Fino alla rovesciata finale di Marchisio, buona per assegnare alla sua squadra la vittoria finale. Il trofeo della giornata, fuor di qualsiasi metafora, e’ un altro. Tutto attorno, l’eccezionale apparato di sicurezza contava su cani antibomba, un elicottero in volo sulla zona, forze dell’ordine in gran numero. ‘E’ uno schiaffo per ‘loro’, sono certo che risponderanno’, ha urlato Don Ciotti, invitando tutti a fare attenzione perche’ la terza inaugurazione di un campo ancora senza nome (‘faremo un sondaggio tra le scuole di Gioia Tauro’) non cada nel vuoto, come dopo gli attentati delle precedenti due. ‘Ha ragione Don Ciotti – la risposta di Prandelli – C’e’ un domani, per questa gente e questo posto.Vogliamo dare continuita’ a questo giorno’. L’ha chiesta il prete coraggio di Libera. ‘La nazionale si federi con la nostra rete contro le mafie’, ha proposto, per poi chiarire che era una provocazione. ‘Di iniziative con Don Ciotti ne abbiamo fatte, e ne continueremo a fare: sul piano dei valori, siamo gia’ federati’, la risposta di Abete.
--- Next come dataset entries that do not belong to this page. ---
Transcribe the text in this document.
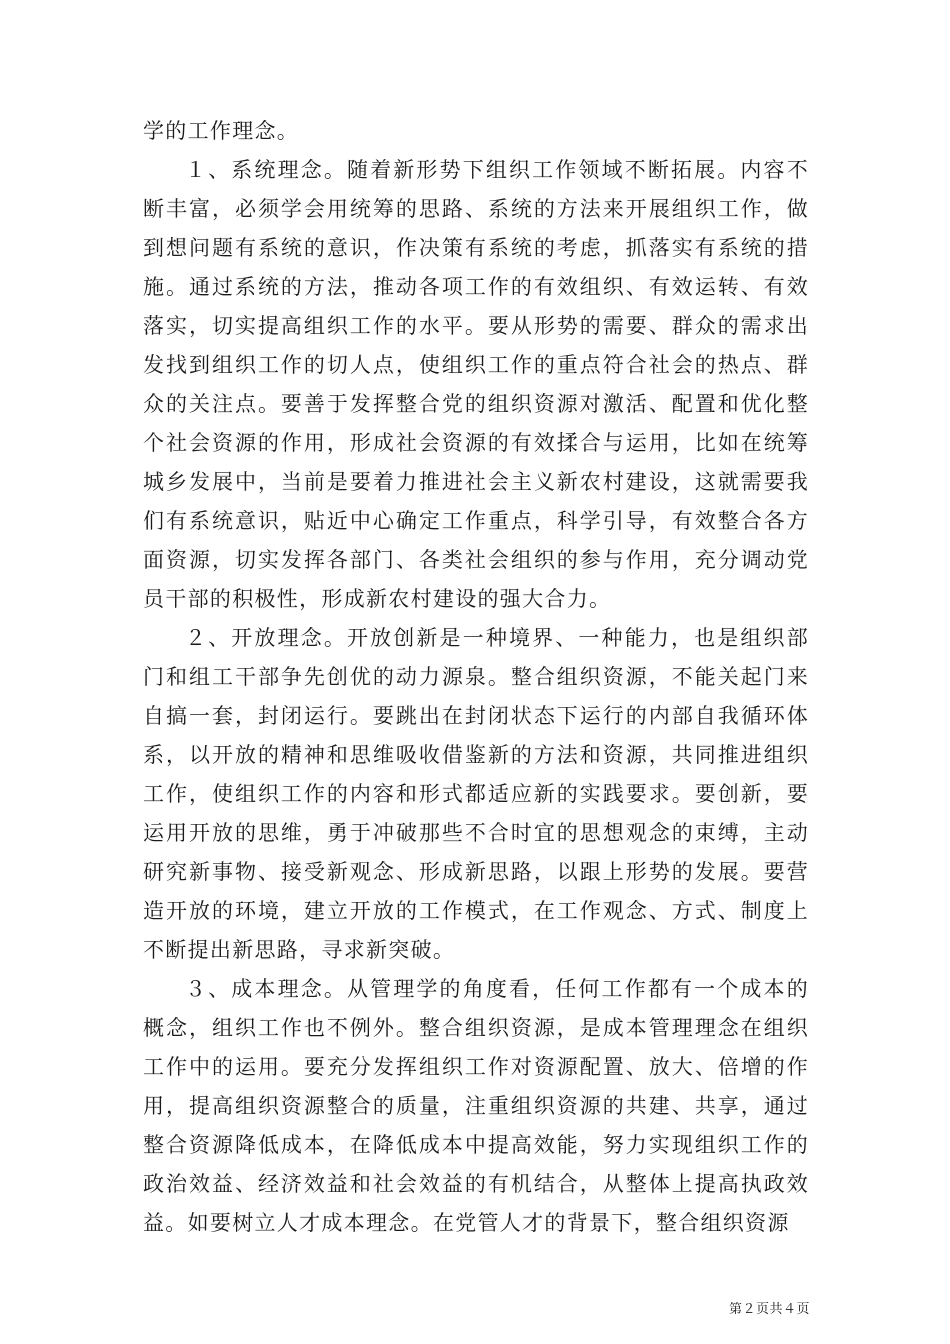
学的工作理念。

１、系统理念。随着新形势下组织工作领域不断拓展。内容不断丰富，必须学会用统筹的思路、系统的方法来开展组织工作，做到想问题有系统的意识，作决策有系统的考虑，抓落实有系统的措施。通过系统的方法，推动各项工作的有效组织、有效运转、有效落实，切实提高组织工作的水平。要从形势的需要、群众的需求出发找到组织工作的切人点，使组织工作的重点符合社会的热点、群众的关注点。要善于发挥整合党的组织资源对激活、配置和优化整个社会资源的作用，形成社会资源的有效揉合与运用，比如在统筹城乡发展中，当前是要着力推进社会主义新农村建设，这就需要我们有系统意识，贴近中心确定工作重点，科学引导，有效整合各方面资源，切实发挥各部门、各类社会组织的参与作用，充分调动党员干部的积极性，形成新农村建设的强大合力。

２、开放理念。开放创新是一种境界、一种能力，也是组织部门和组工干部争先创优的动力源泉。整合组织资源，不能关起门来自搞一套，封闭运行。要跳出在封闭状态下运行的内部自我循环体系，以开放的精神和思维吸收借鉴新的方法和资源，共同推进组织工作，使组织工作的内容和形式都适应新的实践要求。要创新，要运用开放的思维，勇于冲破那些不合时宜的思想观念的束缚，主动研究新事物、接受新观念、形成新思路，以跟上形势的发展。要营造开放的环境，建立开放的工作模式，在工作观念、方式、制度上不断提出新思路，寻求新突破。

３、成本理念。从管理学的角度看，任何工作都有一个成本的概念，组织工作也不例外。整合组织资源，是成本管理理念在组织工作中的运用。要充分发挥组织工作对资源配置、放大、倍增的作用，提高组织资源整合的质量，注重组织资源的共建、共享，通过整合资源降低成本，在降低成本中提高效能，努力实现组织工作的政治效益、经济效益和社会效益的有机结合，从整体上提高执政效益。如要树立人才成本理念。在党管人才的背景下，整合组织资源

第２页共４页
Intanto il presidente dell’Us Acli, Marco Galdiolo, annunciava che al ritorno a Roma riunira’ Uisp e Csi per un piano organico di coinvolgimento dello sport, da portare a Figc e Coni: ‘Non finisce qui’.

E gli azzurri, per una volta, si sono sentiti appena appena all’altezza, mentre monsignor Bux, vescovo di Palmi, chiedeva di pregare per la conversione dei mafiosi. ‘Io mi sono sentito piccolo piccolo’, l’ammissione di Marchisio in un coro di disarmati auspici azzurri, perche’ la domenica speciale serva davvero. ‘Ero inebetito quando ha parlato Don Ciotti, ricordando che la mafia non e’ solo Calabria o Sicilia ma anche Nord’, ha aggiunto il centrocampista. ‘Don Ciotti e’ stato magnifico – ha raccontato Buffon – Non la solita litania o un po’ di retorica, ma parole vere. Che ci hanno commosso’. Come quando ha raccontato di essere andato a posare un fiore sulla tomba di Francesco Inzitani, 18/enne giovane di un imprenditore del posto condannato per appoggio esterno e poi pentitosi. O quando ad abbracciare gli azzurri in campo sono stati papa’ e mamma Gabriele, il cui Dodo’ fu ucciso su un campo di calcio a 11 anni. E’ stato silenzio assoluto. Dentro, e forse anche fuori dal campo di Rizziconi.